闻言,元曜微微一笑,没有丝毫犹豫:“好。”

谢柔徽惊讶地抬起眼睛,有点不敢相信。

元曜就这么简单的放她走了。

元曜上前一步,放柔声音,轻握谢柔徽垂下的长发:“你会回来的。”

不待谢柔徽回答,元曜就轻声地道:“我等你。”

元曜靠得很近,淡淡的玉兰香包裹着谢柔徽。

明明是很浅淡的香气,在元曜的身上,却浓郁得不容忽视,时刻在宣告它的存在。

就像他这个人。

谢柔徽蹙眉,背后是冰冷的门板,退无可退。

她冷下脸道:“请回吧。”

谢柔徽心里有股不好的预感,催促她不要再和元曜单独相处了。

元曜柔声道:“你还记得,去年元日吗?”

谢柔徽推开元曜的动作顿住,一刹那,脑海间倏然闪过无数的片段。

怎么会不记得。

天狩二十二年的元日,洛阳城上空的那场烟花,真的很漂亮。

她背着她的心上人,一步一步走下山,幸福已经从心中、眼睛里溢出来了。

谢柔徽有些恍惚,元曜柔声道:“长安的烟花很漂亮,日后我们在承天门上观看,胜过洛阳千万倍。”

听到这句话,谢柔徽如梦初醒。

她执拗地道:“不要。

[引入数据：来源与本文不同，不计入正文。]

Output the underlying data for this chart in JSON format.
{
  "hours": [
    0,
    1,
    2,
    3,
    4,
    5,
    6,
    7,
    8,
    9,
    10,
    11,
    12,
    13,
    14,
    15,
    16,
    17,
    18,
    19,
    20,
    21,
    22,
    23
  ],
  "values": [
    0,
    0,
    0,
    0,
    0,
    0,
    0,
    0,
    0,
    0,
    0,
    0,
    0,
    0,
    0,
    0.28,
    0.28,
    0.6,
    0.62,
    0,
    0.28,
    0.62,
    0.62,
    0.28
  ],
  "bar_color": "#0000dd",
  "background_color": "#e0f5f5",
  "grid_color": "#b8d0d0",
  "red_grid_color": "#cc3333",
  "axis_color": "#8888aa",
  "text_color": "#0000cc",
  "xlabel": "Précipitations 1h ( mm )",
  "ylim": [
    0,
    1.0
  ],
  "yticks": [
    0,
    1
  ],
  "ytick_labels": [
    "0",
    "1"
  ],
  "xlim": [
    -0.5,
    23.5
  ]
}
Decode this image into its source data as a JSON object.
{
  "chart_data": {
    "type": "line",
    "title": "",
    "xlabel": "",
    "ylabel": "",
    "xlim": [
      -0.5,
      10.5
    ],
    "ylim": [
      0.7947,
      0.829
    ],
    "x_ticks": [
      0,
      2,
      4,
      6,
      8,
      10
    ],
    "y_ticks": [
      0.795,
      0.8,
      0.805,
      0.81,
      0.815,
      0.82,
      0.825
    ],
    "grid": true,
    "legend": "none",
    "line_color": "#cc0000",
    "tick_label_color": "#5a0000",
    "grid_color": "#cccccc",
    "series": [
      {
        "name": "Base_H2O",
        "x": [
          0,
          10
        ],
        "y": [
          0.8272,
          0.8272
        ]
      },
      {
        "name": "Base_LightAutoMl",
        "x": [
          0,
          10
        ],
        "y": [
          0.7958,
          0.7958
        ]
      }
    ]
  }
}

”

元曜微微一笑,若无其事地道:“如果你不喜欢,以后我们就去洛阳看烟花。你在洛阳生活了那么久,一定没去过紫薇宫吧。”

洛阳的紫微宫,形制与长安的大明宫无差,只是略小一点。

皇帝巡行洛阳,便是在紫微宫居住。

“不要。”

谢柔徽摇头,“我不要和你在一起。”

她的语气是那么平静,说出口的话却又那么冰冷。

亲眼看到元曜脸上的笑意凝滞,仿佛面具般一寸寸破裂,她的心里终于得到了一丝慰藉。

他怎么能够笑意吟吟地出现在她面前,继续若无其事地面对她。

他应该和她一样痛苦才对。

元曜凝眸望着她,低声道:“我们不能回到从前吗?”

像是询问,又像是乞求。

看见他这副模样,谢柔徽脸上终于露出了一丝笑意。

越是痛快,说出口的话语越是伤人,像是利剑一样,要将人扎得遍体鳞伤,痛得撕心裂肺才好。

“不可能。”

谢柔徽一字一顿认真道,“镜子裂开了就是裂开了,就算重圆,还是会有痕迹,是不可能和好如初的。”

天色露白,谢柔徽坐在镜子前,发现自己的眼睛肿了。

她用力眨了眨眼睛,出门晨练了。

即便没有内力,但是谢柔徽还是和从前一样,甚至更勤奋了。

她擦了擦汗,正要回去,就看见张五德来了,后面还跟着许多人,每个人都捧着一个物件,用红绸盖着,看不出是什么。

“谢娘子好啊,奴奉太子殿下之命,来给您送东西了。”

张五德满脸笑意地道。一个眼神,下人们便将红布揭了下来,一面面铜镜露了出来,折射出刺眼的光亮。

面前的铜镜里,清晰倒映着一个脸颊红扑扑,微微喘气的少女。

谢柔徽用一种疑惑的目光看向张五德,张五德解释道:“太子殿下说,一面镜子裂了不要紧,还有新的,更好的。”